5 Go-to-Market Lessons from DeepSet’s Journey in Building AI Infrastructure
When most founders talk about building AI companies, they focus on the technology. But in a recent episode of Category Visionaries, DeepSet founder Malte Pietsch revealed how early market skepticism shaped their unconventional go-to-market approach, offering valuable lessons for technical founders navigating similar challenges.
- Use Services to Build Deep Market Understanding Rather than raising venture capital immediately, DeepSet started with just €5,000 and built a profitable services business. “We started basically doing professional services. We built custom AI solutions, learning solutions for enterprise customers,” Malte explains. This approach provided crucial market insights before they had a product.
The key lesson wasn’t just about bootstrapping – it was about using services as a learning laboratory. “Be close to your customers. So I think for us, this bootstrapping phase was incredibly valuable because we just learned so much about really pain points of these customers in various companies before we had anything.”
- Create Developer Advocacy Through Open Source DeepSet’s distinctive “sandwich motion” strategy uses open-source software to build credibility with technical teams while selling to business decision-makers. “It’s really a lot of developers out there know it, tried it, like it and typically like the devs are not our buyers,” Malte notes. “They don’t swipe the credit card and pay the check for this commercial platform, but they help a lot in this buying process.”
This creates powerful internal champions during enterprise sales cycles: “At some point, of course they ask the developers about hey, what is that technology? Does it make sense? Do you trust us.”

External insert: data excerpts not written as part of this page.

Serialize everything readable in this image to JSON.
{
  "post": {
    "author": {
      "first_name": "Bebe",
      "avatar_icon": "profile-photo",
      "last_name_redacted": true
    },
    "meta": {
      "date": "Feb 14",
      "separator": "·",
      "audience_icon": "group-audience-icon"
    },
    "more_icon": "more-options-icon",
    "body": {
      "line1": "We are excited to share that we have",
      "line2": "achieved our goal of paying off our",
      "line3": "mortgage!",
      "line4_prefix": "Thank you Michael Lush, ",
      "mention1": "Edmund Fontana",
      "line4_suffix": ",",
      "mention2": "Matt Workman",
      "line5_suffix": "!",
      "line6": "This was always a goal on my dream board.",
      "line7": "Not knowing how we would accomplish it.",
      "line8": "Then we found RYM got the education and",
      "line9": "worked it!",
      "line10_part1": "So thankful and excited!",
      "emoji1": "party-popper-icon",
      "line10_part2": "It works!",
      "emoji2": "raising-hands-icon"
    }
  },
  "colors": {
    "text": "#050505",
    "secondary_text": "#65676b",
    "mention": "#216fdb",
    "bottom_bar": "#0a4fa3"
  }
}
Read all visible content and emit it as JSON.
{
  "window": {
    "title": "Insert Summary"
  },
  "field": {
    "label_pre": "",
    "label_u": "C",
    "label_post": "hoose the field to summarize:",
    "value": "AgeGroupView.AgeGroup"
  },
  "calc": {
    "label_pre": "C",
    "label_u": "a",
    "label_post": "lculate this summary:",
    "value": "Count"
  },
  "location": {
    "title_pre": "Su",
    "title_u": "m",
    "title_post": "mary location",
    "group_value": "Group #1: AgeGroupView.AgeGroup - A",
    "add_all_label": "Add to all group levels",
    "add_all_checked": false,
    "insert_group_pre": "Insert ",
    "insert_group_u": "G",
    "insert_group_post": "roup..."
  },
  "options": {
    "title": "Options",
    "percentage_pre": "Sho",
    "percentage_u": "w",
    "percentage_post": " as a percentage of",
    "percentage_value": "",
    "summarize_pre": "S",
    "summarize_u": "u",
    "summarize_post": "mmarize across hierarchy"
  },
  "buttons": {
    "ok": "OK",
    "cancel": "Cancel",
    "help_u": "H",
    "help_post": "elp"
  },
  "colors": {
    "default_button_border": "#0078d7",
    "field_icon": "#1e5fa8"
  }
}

- Prioritize Production Value Over Demo Hype In the post-ChatGPT era, DeepSet maintained focus on production deployment rather than chasing trends. “Last year, I think that was where a lot of this noise happened, where so much new things became possible. So a lot of cool ideas, great ideas, exciting demos,” Malte reflects. “But I think at some point, if you don’t want to become hype and just a bubble, you need to show the value coming out of things.”
- Time Your Sales Organization Transition One of Malte’s most candid insights relates to building their sales function: “I would probably also hire a sales team earlier, to be honest. So we did, I think, for a very long time, Founder led sales and only hired last October.” This highlights the delicate balance between maintaining founder-led customer development and building scalable sales processes.
- Avoid the Technology Trap Perhaps most importantly for technical founders, Malte warns against over-focusing on technology at the expense of market understanding: “It’s very risky if you are a tech company, if you build a very deep tech product that you may sometimes focus too long on just the technology because you have this vision, you have this idea, you just need to build it, but then maybe you hit the market too late.”
The Power of Strategic Patience DeepSet’s journey challenges conventional wisdom about building AI companies. While many founders rush to capitalize on market hype, their story suggests that sometimes the best way to build in a hot market is to take a methodical approach focused on deep customer understanding.
“We always had this conviction,” Malte reflects on their early days. “We had very strong beliefs from day one that it’s so obvious to us that at some point you would talk with machines, you will rather chat with products.” But rather than chase that vision directly, they built foundational understanding through services, created community through open source, and focused relentlessly on production value.
For technical founders building in emerging markets, DeepSet’s journey offers a powerful reminder: sometimes the path to building innovative technology products requires strategic patience and indirect routes to market. Their success suggests that in the race to build the future, the tortoise strategy – building deliberately based on deep customer understanding – might ultimately outpace the hares chasing the latest trends.